The Death of the Heart - Elizabeth Bowen [97]
"But it does mean something—it means something else."
"You are the only person I'm ever serious with. I'm never serious with all these other people: that's why I simply do what they seem to want me to do... You do know I'm serious with you, don't you, Portia?" he said, coming up and staring into her eyes. In his own eyes, shutters flicked back, exposing for half a second, right back in the dark, the Eddie in there.
Never till now, never since this half-second, had Portia been the first to look away. She looked at the ghostly outline of some cabinet on the paper with its bleaching maroon leaves. "But you said," she said, "up there" (she nodded at the ceiling) "that you need not mean what you say because I am a little girl."
"When I talk through my hat, of course I'm not serious."
"You should not have talked about marriage through your hat."
"But darling, I do think you must be mad. Why should you want to marry anybody?"
"Were you talking through your hat on the beach when you said I ought to be afraid of you?"
"How you do remember!"
"It was yesterday evening."
"Perhaps yesterday evening I was feeling like that."
"But don't you remember?"
"Look here, darling, you must really not exasperate me. How can I keep on feeling something I once felt when there are so many things one can feel? People who say they always feel as they did simply fake themselves up. I may be a crook but I'm not a fake—that is an entirely different thing."
"But I don't see how you can say you are serious if there's no one thing you keep feeling the whole time."
"Well, then I'm not," said Eddie, stamping his cigarette out and laughing, though in an exasperated way. "You will really simply have to get used to me. I must say I thought you were. You had really better not think I'm serious, if the slightest thing is going to make you so upset. What I do remember telling you last evening is that you don't know the half of what I do. I do do what you would absolutely hate. Yes, I see now I was wrong—I did think once that I could tell you, even let you discover, anything I had done, and you wouldn't turn a hair. Because I had hoped there would be one person like that, I must have let myself make an absurd, quite impossible image of you... No, I see now, the fact is, dear darling Portia, you and I have drifted into a thoroughly sickly, not to say mawkish, state.
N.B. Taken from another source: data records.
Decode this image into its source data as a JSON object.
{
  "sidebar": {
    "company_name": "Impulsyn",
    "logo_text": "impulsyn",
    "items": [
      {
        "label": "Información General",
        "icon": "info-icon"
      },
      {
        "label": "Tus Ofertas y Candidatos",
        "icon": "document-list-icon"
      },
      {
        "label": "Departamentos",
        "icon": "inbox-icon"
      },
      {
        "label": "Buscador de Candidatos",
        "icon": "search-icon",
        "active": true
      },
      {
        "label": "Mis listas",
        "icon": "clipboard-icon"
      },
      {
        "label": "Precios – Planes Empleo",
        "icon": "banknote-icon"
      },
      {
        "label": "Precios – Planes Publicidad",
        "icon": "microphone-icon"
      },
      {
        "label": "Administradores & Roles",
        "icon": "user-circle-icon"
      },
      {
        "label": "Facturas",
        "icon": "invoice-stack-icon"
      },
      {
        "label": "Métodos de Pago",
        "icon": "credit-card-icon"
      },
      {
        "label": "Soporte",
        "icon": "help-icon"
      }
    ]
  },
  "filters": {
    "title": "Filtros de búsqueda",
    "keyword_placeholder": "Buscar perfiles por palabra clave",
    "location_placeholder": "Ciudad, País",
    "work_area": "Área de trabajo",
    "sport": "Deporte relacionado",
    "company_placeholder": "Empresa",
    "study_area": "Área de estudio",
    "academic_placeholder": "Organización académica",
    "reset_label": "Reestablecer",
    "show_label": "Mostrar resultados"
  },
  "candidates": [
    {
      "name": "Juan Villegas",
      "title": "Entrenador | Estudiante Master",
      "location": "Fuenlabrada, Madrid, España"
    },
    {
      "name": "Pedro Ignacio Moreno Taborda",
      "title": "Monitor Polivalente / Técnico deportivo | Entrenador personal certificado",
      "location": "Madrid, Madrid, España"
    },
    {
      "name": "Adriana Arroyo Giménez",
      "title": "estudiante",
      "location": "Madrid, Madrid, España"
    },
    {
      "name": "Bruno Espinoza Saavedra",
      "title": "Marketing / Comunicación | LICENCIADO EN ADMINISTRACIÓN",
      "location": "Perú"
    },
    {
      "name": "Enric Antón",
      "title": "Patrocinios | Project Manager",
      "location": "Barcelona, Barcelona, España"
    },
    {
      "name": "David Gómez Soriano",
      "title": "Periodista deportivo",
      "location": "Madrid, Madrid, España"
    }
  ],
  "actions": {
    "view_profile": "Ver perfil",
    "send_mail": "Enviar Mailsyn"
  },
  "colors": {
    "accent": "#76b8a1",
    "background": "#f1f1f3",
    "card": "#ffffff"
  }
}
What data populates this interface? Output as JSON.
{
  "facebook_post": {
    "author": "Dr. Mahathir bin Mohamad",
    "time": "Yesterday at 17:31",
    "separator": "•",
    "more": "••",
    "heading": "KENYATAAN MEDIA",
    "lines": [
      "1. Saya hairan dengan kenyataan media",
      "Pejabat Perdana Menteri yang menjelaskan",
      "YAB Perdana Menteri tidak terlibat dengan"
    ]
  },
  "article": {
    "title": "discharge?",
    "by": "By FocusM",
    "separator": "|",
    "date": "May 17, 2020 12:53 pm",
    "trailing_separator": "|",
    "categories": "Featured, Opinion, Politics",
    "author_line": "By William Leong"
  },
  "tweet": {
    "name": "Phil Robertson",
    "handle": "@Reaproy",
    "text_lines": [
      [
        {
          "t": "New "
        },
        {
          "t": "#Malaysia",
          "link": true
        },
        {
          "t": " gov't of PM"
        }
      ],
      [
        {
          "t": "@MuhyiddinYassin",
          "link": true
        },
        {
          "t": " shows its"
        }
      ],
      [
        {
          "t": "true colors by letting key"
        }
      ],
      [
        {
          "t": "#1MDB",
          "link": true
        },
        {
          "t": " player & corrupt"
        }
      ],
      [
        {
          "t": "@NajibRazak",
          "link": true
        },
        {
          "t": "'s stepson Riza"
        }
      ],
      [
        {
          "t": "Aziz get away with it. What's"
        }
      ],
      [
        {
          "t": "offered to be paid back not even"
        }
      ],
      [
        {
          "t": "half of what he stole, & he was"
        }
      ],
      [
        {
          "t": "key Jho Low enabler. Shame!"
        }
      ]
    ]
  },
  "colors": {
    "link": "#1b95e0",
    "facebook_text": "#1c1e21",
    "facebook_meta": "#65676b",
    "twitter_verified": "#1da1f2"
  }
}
Which is worlds worse for me than a spot of necking with Daphne. And now it comes to this—you start driving me up trees and barking at the bottom like everyone else. Well, come on, let's go down. We've had enough of this house. We'd better lock up and give the key back to Dickie."
He moved decisively to the drawingroom door.
"Oh stop, Eddie: wait! Has this spoilt everything for you? I would rather be dead than a disappointment to you. Please... You are my whole reason to be alive. I promise, please, I promise! I mean, I promise not to hate anything. It is only that I have to get used to things, and I have not got used to quite everything, yet. I'm only stupid when I don't understand."
"But you never will. I can see that."
"But I'm perfectly willing not to. I'll be not stupid without understanding. Please—"
She pulled at his near arm wildly with both hands, making no distinction between the sleeve and the flesh. Not wildly but with the resolution of sorrow, her eyes went round his face. He said: "Look here, shut up: you make me feel such a bully." Freeing his arm, he caught both her hands in his in a bothered but perfectly kindly way, as though they had been a pair of demented kittens. "Such a noise to make," he said. "Can't you let a person lose an illusion without screaming the house down, you little silly, you?"
"But I don't want you to."
"Very well, then. I haven't."
"Promise, Eddie. You swear? I don't mean just because it's about me, but you told me you had so few—illusions, I mean. You do promise? You're not just keeping me quiet?"